Students were so enthusiastic about the possibilities of the project that they hit benchmarks months ahead of schedule, Pappademetriou says.

“This could not only be used in our country, but also could be deployed in places where they really don’t have any sort of internet infrastructure, such as developing countries,” says Travis Smith, a fourth-year ITM cybersecurity major and accelerated master’s student who serves as the student project manager. “We could give them these 10 routers and set them on a mesh network and use any cheap computers and cell phones, and they could be connected.”

Unfortunately, the project hit a snag due to the COVID-19 pandemic. Students were slated to present their work at this year’s ChiCyberCon, which is hosted by the School of Applied Technology, but the March event was canceled due to the pandemic.

However, their research has not stopped. Students are working from home and building an app that could be used to send text over their mesh network.

“The whole idea of introducing the app was conceived once we had the hardware in place and actually working, as we first wanted to show off a proof of concept, and we did. The app would allow people to use their cell phones to pass the data, not primarily a desktop or laptop, as we are using now,” Smith says.

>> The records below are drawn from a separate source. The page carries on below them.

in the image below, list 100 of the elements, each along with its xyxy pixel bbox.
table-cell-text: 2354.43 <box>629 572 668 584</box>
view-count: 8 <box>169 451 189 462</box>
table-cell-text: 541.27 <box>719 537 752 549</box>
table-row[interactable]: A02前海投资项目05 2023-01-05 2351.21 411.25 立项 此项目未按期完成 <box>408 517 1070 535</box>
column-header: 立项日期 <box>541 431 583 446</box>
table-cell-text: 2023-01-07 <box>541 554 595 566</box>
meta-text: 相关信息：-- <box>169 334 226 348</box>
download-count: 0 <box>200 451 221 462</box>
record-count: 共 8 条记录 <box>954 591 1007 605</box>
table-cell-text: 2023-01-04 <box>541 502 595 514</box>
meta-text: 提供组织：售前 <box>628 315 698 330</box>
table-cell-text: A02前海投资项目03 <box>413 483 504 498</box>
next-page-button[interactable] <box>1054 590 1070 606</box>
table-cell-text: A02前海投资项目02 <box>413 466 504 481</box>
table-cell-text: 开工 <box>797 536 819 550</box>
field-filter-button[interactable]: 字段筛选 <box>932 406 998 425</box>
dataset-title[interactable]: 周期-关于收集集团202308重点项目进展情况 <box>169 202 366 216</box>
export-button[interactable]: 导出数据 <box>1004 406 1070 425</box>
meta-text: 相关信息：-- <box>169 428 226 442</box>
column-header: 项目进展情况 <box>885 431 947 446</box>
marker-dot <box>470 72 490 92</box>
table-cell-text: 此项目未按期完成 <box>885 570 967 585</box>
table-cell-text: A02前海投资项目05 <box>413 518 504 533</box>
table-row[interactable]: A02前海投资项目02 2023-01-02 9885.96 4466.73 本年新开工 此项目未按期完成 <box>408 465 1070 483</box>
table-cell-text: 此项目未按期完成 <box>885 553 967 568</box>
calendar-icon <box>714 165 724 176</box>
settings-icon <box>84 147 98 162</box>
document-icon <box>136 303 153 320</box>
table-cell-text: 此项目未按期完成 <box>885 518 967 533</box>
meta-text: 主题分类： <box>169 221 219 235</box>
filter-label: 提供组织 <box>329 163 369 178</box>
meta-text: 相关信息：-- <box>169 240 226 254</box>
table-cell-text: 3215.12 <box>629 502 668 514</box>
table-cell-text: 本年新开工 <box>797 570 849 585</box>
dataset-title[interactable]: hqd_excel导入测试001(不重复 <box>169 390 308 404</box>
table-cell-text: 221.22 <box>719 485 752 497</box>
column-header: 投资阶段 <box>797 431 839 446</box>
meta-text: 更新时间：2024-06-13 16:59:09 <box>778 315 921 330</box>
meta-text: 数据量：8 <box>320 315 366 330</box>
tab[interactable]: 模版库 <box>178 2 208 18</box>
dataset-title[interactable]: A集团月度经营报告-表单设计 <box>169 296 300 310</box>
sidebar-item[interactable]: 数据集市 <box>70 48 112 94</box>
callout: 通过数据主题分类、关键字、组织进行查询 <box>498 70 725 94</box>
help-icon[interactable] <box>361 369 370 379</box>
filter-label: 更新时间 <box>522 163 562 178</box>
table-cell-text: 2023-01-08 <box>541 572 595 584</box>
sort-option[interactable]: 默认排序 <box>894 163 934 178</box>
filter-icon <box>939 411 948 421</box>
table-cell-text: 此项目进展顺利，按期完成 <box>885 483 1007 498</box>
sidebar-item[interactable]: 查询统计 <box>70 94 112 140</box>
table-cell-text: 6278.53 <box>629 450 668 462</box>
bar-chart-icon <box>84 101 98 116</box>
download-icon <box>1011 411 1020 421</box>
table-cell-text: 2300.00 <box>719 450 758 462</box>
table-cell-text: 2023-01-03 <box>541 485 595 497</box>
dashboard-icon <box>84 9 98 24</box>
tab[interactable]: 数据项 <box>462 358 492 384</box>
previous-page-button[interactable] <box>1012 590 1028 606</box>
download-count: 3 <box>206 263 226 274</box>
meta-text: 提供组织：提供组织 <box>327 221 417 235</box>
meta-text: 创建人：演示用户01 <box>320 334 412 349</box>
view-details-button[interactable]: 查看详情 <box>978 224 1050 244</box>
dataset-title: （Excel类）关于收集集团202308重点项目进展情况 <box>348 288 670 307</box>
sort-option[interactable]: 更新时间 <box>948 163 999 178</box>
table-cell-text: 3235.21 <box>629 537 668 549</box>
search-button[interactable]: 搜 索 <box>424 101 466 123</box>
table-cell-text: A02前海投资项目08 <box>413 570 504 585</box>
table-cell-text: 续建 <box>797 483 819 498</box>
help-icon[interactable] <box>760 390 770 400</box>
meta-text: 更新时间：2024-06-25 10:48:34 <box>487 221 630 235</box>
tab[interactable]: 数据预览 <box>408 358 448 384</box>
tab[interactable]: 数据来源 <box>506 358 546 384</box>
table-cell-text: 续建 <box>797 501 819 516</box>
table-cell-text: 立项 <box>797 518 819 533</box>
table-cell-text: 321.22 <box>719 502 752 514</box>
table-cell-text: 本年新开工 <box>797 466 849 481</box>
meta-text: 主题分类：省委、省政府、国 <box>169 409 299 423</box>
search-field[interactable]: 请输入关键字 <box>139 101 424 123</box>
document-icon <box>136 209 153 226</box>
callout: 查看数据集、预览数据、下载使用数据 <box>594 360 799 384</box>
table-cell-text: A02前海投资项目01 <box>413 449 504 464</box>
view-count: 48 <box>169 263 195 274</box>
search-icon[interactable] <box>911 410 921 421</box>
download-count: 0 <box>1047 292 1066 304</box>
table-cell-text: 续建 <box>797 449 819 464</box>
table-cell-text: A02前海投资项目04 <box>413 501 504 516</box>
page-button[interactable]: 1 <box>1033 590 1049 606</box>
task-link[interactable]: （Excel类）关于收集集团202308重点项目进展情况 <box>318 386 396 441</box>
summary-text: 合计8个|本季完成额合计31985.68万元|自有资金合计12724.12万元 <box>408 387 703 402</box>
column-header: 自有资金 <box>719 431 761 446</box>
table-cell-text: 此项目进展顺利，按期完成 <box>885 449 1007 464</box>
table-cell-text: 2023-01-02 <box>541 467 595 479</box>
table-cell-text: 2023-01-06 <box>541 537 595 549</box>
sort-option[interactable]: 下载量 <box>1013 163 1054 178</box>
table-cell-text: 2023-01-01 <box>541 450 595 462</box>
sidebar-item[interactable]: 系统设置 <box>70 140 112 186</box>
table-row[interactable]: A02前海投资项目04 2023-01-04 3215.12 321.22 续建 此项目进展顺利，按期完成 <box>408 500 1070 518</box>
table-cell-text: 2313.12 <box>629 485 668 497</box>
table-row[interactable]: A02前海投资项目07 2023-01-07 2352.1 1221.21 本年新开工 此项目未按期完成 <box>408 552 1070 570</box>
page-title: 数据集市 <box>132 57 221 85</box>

After the app is created, the next steps would be an expansion of the hardware network, including adding routers in other buildings on campus, to add range. 

In fact, the project is seeking donations of new Ubiquiti routers. In an effort to recycle and be sustainable, they are using older routers, some even 10 years old, that they are modifying with custom software. However, the older models are slow when applying a lot of traffic on them. Newer routers would allow for the possible transmission of audio and video.

The research project is part of the ITM 497 Special Projects/Undergraduate Research course, during which undergraduate students spend three semesters doing research, being lab assistants, and observing course instruction under Pappademetriou.

In addition to Smith, the other students involved are William Gaylord (CIS ’21), Jacob Knific (ITM ’20), Hannah Leland (ITM ’22), Cooper Van Kampen (ITM ’21, CS ’21), and Andreas Vassilakos (ITM ’21).

Photo: Illinois Tech students Cooper van Kampen [back], Hannah Leland [right], and William Gaylord work on a mesh network project using Wi-Fi routers.